The upper bound of a reserve Hölder's type operator inequality and its applications. (Q1870926)

Let \(A\) and \(B\) be two commuting positive operators on a Hilbert space \(H\) such that \[ 0<m_{1}\leq A\leq M_{1}\quad \text{and}\quad 0<m_{2}\leq A\leq M_{2}\quad(m_{1} <M_{1},\;m_{2}<M_{2}). \] The main result of this paper is the upper estimate \[ \langle A^{p}x,x\rangle^{1/p}\langle B^{q}x,x\rangle^{1/q}-\lambda\langle ABx,x\rangle\leq M_{1}M_{2}F_{0}(\lambda,m_{1}/M_{1},m_{2}/M_{2},p), \] valid for all unit vectors \(x\in H\) and all real numbers \(\lambda>0\) and \(p>1\).
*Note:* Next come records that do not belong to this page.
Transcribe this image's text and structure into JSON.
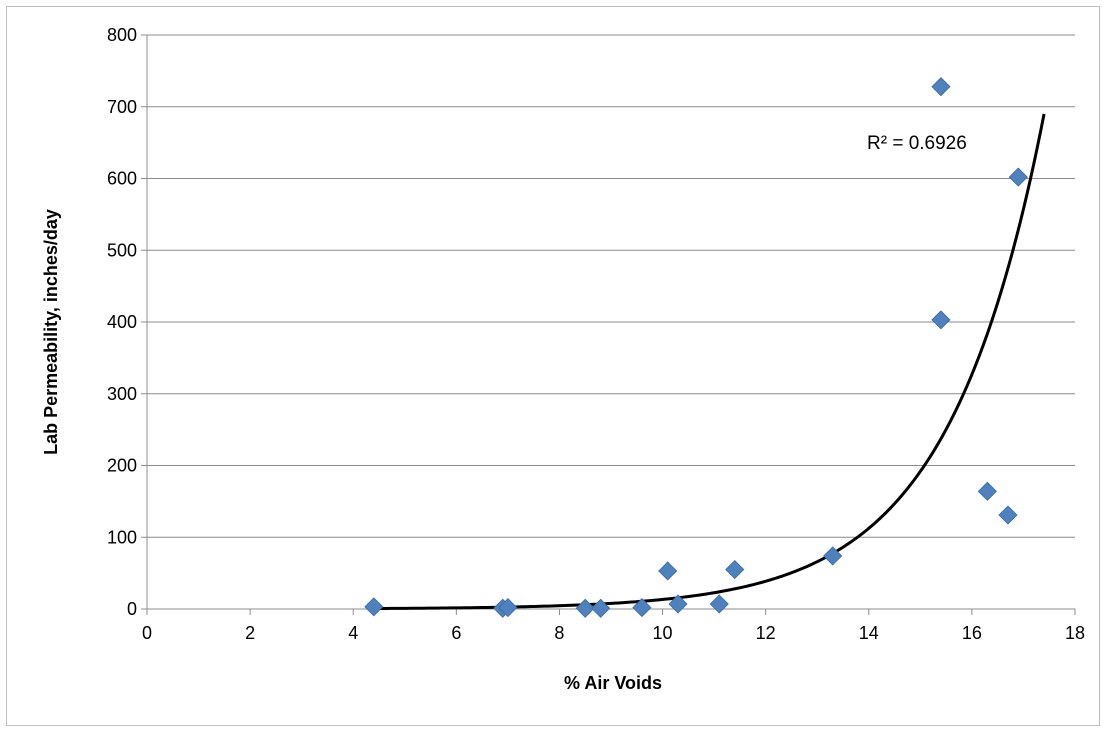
{
  "chart_data": {
    "type": "scatter",
    "xlabel": "% Air Voids",
    "ylabel": "Lab Permeability, inches/day",
    "xlim": [
      0,
      18
    ],
    "ylim": [
      0,
      800
    ],
    "x_ticks": [
      0,
      2,
      4,
      6,
      8,
      10,
      12,
      14,
      16,
      18
    ],
    "y_ticks": [
      0,
      100,
      200,
      300,
      400,
      500,
      600,
      700,
      800
    ],
    "grid": "horizontal",
    "marker_color": "#4f81bd",
    "marker_shape": "diamond",
    "series": [
      {
        "points": [
          [
            4.4,
            3
          ],
          [
            6.9,
            1
          ],
          [
            7.0,
            2
          ],
          [
            8.5,
            1
          ],
          [
            8.8,
            1
          ],
          [
            9.6,
            2
          ],
          [
            10.1,
            53
          ],
          [
            10.3,
            7
          ],
          [
            11.1,
            7
          ],
          [
            11.4,
            55
          ],
          [
            13.3,
            74
          ],
          [
            15.4,
            728
          ],
          [
            15.4,
            403
          ],
          [
            16.3,
            164
          ],
          [
            16.7,
            131
          ],
          [
            16.9,
            602
          ]
        ]
      }
    ],
    "trendline": {
      "type": "exponential",
      "color": "#000000",
      "x_range": [
        4.4,
        17.4
      ],
      "fit_points": [
        [
          4.4,
          0.67
        ],
        [
          6.0,
          0.86
        ],
        [
          8.0,
          2.1
        ],
        [
          10.0,
          6.4
        ],
        [
          12.0,
          19
        ],
        [
          13.0,
          38
        ],
        [
          14.0,
          76
        ],
        [
          15.0,
          155
        ],
        [
          15.5,
          205
        ],
        [
          16.0,
          290
        ],
        [
          16.5,
          420
        ],
        [
          17.0,
          560
        ],
        [
          17.4,
          690
        ]
      ],
      "r_squared_label": "R² = 0.6926"
    }
  }
}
Here \(1/p+1/q=1.\) This extends a number of well-known inequalities (such as the Greub-Rheinboldt inequality) and also a result due to \textit{S. A. Gheorghiu} [ Bull. Math. Soc. Roum. Sci. 35, 117--119 (1933; Zbl 0008.34504)]. As a consequence, it is shown the existence of a similar upper bound for \[ \langle A^{p}x,x\rangle^{1/p}\langle B^{q}x,x\rangle^{1/q}-\lambda\langle B^{q}\natural_{1/p}A^{p}x,x\rangle, \] where the (positive and invertible) operators \(A\) and \(B\) are not necessarily commuting; \(B^{q}\natural_{1/p}A^{p}\) represents the Kubo-Ando \(1/p\)-geometric mean of \(B^{q}\) and \(A^{p}\). It is shown that \(C\natural_{s}D=C^{1/2}\) \((C^{-1/2}DC^{-1/2})^{s}C^{1/2}\), cf. \textit{F. Kubo} and \textit{T. Ando} [ Math. Ann. 246, 205--224 (1980; Zbl 0412.47013)]. Note: There is an obvious misprint in the title: ``reserve'' should be replaced by ``reverse''.